Gold prices gained on Monday following a steep fall in the previous session as tensions in the Middle East and weaker financial markets supported the metal, while a stronger dollar kept a lid on gains.
Spot gold XAU= was up 0.2% at $1,427.31 per ounce, as of 0735 GMT. The metal hit $1,452.60 in the previous session, its highest since May 2013, before closing 1.5% lower.
“Over the weekend, what happened between Iran and the United Kingdom is supporting gold prices today,” said Brian Lan, managing director at dealer GoldSilver Central in Singapore.
“Also, equities are lower and at this point of time with geo-political tensions and the Fed looking to cut rates, gold looks attractive, but people are worried about the stronger dollar.”

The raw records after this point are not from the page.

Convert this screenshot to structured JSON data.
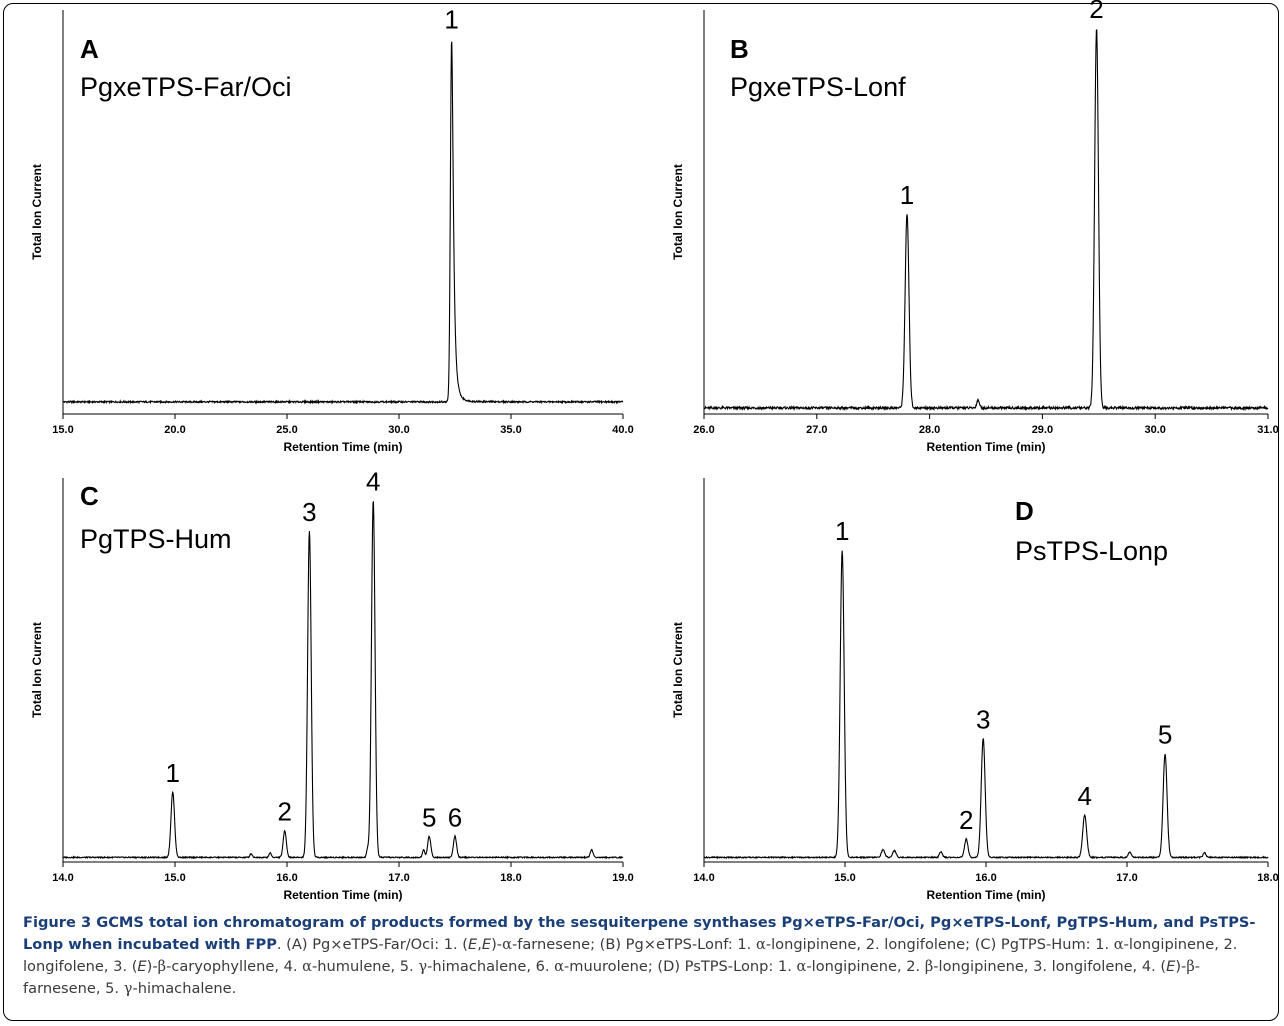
{
  "chart_data": [
    {
      "type": "line",
      "panel_letter": "A",
      "title": "PgxeTPS-Far/Oci",
      "xlabel": "Retention Time (min)",
      "ylabel": "Total Ion Current",
      "xlim": [
        15.0,
        40.0
      ],
      "x_ticks": [
        "15.0",
        "20.0",
        "25.0",
        "30.0",
        "35.0",
        "40.0"
      ],
      "baseline": 0.03,
      "noise": 0.002,
      "peaks": [
        {
          "label": "1",
          "x": 32.35,
          "height": 0.9,
          "width": 0.055,
          "tail": 0.22
        }
      ]
    },
    {
      "type": "line",
      "panel_letter": "B",
      "title": "PgxeTPS-Lonf",
      "xlabel": "Retention Time (min)",
      "ylabel": "Total Ion Current",
      "xlim": [
        26.0,
        31.0
      ],
      "x_ticks": [
        "26.0",
        "27.0",
        "28.0",
        "29.0",
        "30.0",
        "31.0"
      ],
      "baseline": 0.015,
      "noise": 0.003,
      "peaks": [
        {
          "label": "1",
          "x": 27.8,
          "height": 0.48,
          "width": 0.017,
          "tail": 0
        },
        {
          "label": "",
          "x": 28.43,
          "height": 0.02,
          "width": 0.012,
          "tail": 0
        },
        {
          "label": "2",
          "x": 29.48,
          "height": 0.94,
          "width": 0.017,
          "tail": 0
        }
      ]
    },
    {
      "type": "line",
      "panel_letter": "C",
      "title": "PgTPS-Hum",
      "xlabel": "Retention Time (min)",
      "ylabel": "Total Ion Current",
      "xlim": [
        14.0,
        19.0
      ],
      "x_ticks": [
        "14.0",
        "15.0",
        "16.0",
        "17.0",
        "18.0",
        "19.0"
      ],
      "baseline": 0.012,
      "noise": 0.0015,
      "peaks": [
        {
          "label": "1",
          "x": 14.98,
          "height": 0.17,
          "width": 0.016,
          "tail": 0
        },
        {
          "label": "",
          "x": 15.68,
          "height": 0.01,
          "width": 0.01,
          "tail": 0
        },
        {
          "label": "",
          "x": 15.85,
          "height": 0.012,
          "width": 0.01,
          "tail": 0
        },
        {
          "label": "2",
          "x": 15.98,
          "height": 0.07,
          "width": 0.014,
          "tail": 0
        },
        {
          "label": "3",
          "x": 16.2,
          "height": 0.85,
          "width": 0.016,
          "tail": 0
        },
        {
          "label": "",
          "x": 16.72,
          "height": 0.02,
          "width": 0.01,
          "tail": 0
        },
        {
          "label": "4",
          "x": 16.77,
          "height": 0.93,
          "width": 0.016,
          "tail": 0
        },
        {
          "label": "",
          "x": 17.22,
          "height": 0.02,
          "width": 0.01,
          "tail": 0
        },
        {
          "label": "5",
          "x": 17.27,
          "height": 0.055,
          "width": 0.014,
          "tail": 0
        },
        {
          "label": "6",
          "x": 17.5,
          "height": 0.055,
          "width": 0.014,
          "tail": 0
        },
        {
          "label": "",
          "x": 18.72,
          "height": 0.02,
          "width": 0.012,
          "tail": 0
        }
      ]
    },
    {
      "type": "line",
      "panel_letter": "D",
      "title": "PsTPS-Lonp",
      "xlabel": "Retention Time (min)",
      "ylabel": "Total Ion Current",
      "xlim": [
        14.0,
        18.0
      ],
      "x_ticks": [
        "14.0",
        "15.0",
        "16.0",
        "17.0",
        "18.0"
      ],
      "baseline": 0.012,
      "noise": 0.0015,
      "peaks": [
        {
          "label": "1",
          "x": 14.98,
          "height": 0.8,
          "width": 0.014,
          "tail": 0
        },
        {
          "label": "",
          "x": 15.27,
          "height": 0.02,
          "width": 0.012,
          "tail": 0
        },
        {
          "label": "",
          "x": 15.35,
          "height": 0.018,
          "width": 0.012,
          "tail": 0
        },
        {
          "label": "",
          "x": 15.68,
          "height": 0.015,
          "width": 0.01,
          "tail": 0
        },
        {
          "label": "2",
          "x": 15.86,
          "height": 0.048,
          "width": 0.012,
          "tail": 0
        },
        {
          "label": "3",
          "x": 15.98,
          "height": 0.31,
          "width": 0.014,
          "tail": 0
        },
        {
          "label": "4",
          "x": 16.7,
          "height": 0.11,
          "width": 0.014,
          "tail": 0
        },
        {
          "label": "",
          "x": 17.02,
          "height": 0.015,
          "width": 0.01,
          "tail": 0
        },
        {
          "label": "5",
          "x": 17.27,
          "height": 0.27,
          "width": 0.014,
          "tail": 0
        },
        {
          "label": "",
          "x": 17.55,
          "height": 0.012,
          "width": 0.01,
          "tail": 0
        }
      ]
    }
  ],
  "caption": {
    "lead": "Figure 3 GCMS total ion chromatogram of products formed by the sesquiterpene synthases Pg×eTPS-Far/Oci, Pg×eTPS-Lonf, PgTPS-Hum, and PsTPS-Lonp when incubated with FPP",
    "body_html": ". (A) Pg×eTPS-Far/Oci: 1. (<i>E</i>,<i>E</i>)-<span class=\"g\">α</span>-farnesene; (B) Pg×eTPS-Lonf: 1. <span class=\"g\">α</span>-longipinene, 2. longifolene; (C) PgTPS-Hum: 1. <span class=\"g\">α</span>-longipinene, 2. longifolene, 3. (<i>E</i>)-<span class=\"g\">β</span>-caryophyllene, 4. <span class=\"g\">α</span>-humulene, 5. <span class=\"g\">γ</span>-himachalene, 6. <span class=\"g\">α</span>-muurolene; (D) PsTPS-Lonp: 1. <span class=\"g\">α</span>-longipinene, 2. <span class=\"g\">β</span>-longipinene, 3. longifolene, 4. (<i>E</i>)-<span class=\"g\">β</span>-farnesene, 5. <span class=\"g\">γ</span>-himachalene."
  }
}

Iran’s Revolutionary Guards said they had captured a British-flagged oil tanker in the Gulf after Britain seized an Iranian vessel earlier this month, ratcheting up tensions along a vital international oil shipping route.
Britain was weighing its next moves on Sunday, with few good options apparent as a recording emerged showing that the Iranian military defied a British warship when it boarded and seized the ship three days ago.
Meanwhile, Asia stocks eased on Monday as investors reduced expectations of an aggressive interest rate cut by the Federal Reserve.
Likelihood of a smaller rate cut from the U.S. central bank lifted the dollar, making gold expensive for investors holding other currencies.
“Geopolitical risks from the Persian Gulf could provide some support for the yellow metal, but the next major move will likely be if the Fed is dovish enough for markets,” Shayne Heffernan, CEO and Founder of Heffx, said in a note.
Holdings of SPDR Gold Trust, the world’s largest gold-backed exchange-traded fund, rose 0.72% to 820.49 tonnes on Friday from Thursday.